Adobe’s December patch for Flash Player fixes the most security bugs in a single update this year and comes just week after it announced a new HTML5 video player for desktop browsers and Animate CC for HTML5 content development will arrive next year as it ushers out Flash.
Assuming it’s not forced to issue an emergency patches between now and January 1, 2016 this should be Adobe’s last patch for 2015.
Adobe is recommending Windows, Mac, Linux and Chrome users to apply the latest update, rating the fixes a top priority.
“These updates address critical vulnerabilities that could potentially allow an attacker to take control of the affected system,” it noted.
Despite the number of flaws and sizeable list of credits to security researchers who reported them, Adobe said it was not aware of any exploits in the wild for the bugs.
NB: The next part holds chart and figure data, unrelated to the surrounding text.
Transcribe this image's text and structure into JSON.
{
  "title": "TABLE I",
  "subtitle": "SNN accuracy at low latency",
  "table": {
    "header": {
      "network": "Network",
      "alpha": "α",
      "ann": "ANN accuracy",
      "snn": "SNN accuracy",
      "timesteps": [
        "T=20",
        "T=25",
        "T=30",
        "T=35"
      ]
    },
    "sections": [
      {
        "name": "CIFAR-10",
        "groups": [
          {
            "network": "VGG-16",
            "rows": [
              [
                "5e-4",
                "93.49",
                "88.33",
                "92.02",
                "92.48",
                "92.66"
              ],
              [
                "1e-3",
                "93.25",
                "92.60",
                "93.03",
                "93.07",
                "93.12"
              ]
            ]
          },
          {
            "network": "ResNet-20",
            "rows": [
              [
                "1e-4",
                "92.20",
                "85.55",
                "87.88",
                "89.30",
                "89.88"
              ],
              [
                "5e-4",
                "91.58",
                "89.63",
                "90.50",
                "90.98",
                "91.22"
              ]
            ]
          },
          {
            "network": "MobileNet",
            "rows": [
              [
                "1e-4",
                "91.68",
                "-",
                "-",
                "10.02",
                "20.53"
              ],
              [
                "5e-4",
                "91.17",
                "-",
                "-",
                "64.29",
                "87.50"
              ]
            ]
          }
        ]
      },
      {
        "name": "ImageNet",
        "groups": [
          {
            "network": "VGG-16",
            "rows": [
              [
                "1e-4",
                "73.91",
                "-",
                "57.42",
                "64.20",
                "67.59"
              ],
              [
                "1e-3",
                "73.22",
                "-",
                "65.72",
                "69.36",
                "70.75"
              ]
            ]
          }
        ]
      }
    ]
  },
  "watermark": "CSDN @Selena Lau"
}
The newly updated version of Flash for Windows, Mac and Google’s Chrome browser is 22.214.171.124. Prior versions for these platforms are vulnerable. Flash for Chrome, Microsoft Edge and Internet Explorer for Windows 10 will be automatically updated. Adobe has published installation instructions for other platforms on its support pages.
A researcher from Google’s Project Zero security team, Natalie Silvanovich, is credited with reporting 20 of the bugs in this month’s patch. Yuki Chen of Qihoo 360’s Vulcan Team reported 29 of the bugs.
Apple also released iOS 9.2 on Tuesday, bringing a numerous feature updates and 49 security fixes. It also released OS X 10.11.2, Safari 9.0.2, watchOS 2.1 and tvOS 9.1, with a host of security fixes in these updates.
iOS 9.2 includes a fix for a Siri bug, which allowed a person with physical access to an iPhone to read content that shouldn’t be displayed on the lock screen.
There are a number of other sensitive bugs addressed in iOS 9.2, which should give users reason to install the update. For example, a bug in the way iOS handled SSL handshakes could allow a remote attacker to crash an app or execute malicious code. Another bug posed a threat to trusted apps stored in Keychain, which could be exploited by a malicious app due to an issue in the validation of Keychain ‘access control lists’.
Yet another bug in the way iOS handles iWork files could let an attacker take over the device by having the target open a maliciously crafted iWork file.
Finally, Apple fixed a three iOS bugs that credited to Chinese jailbreaking team PanguTeam.
What’s not known is whether Apple has found and fixed any of the bugs that exploit broker Zerodium claimed to have paid $1 million to an unnamed hacking team for a remote browser-based exploit. The company said at the time it was effective against iOS 9.1 and the iOS 9.2 beta.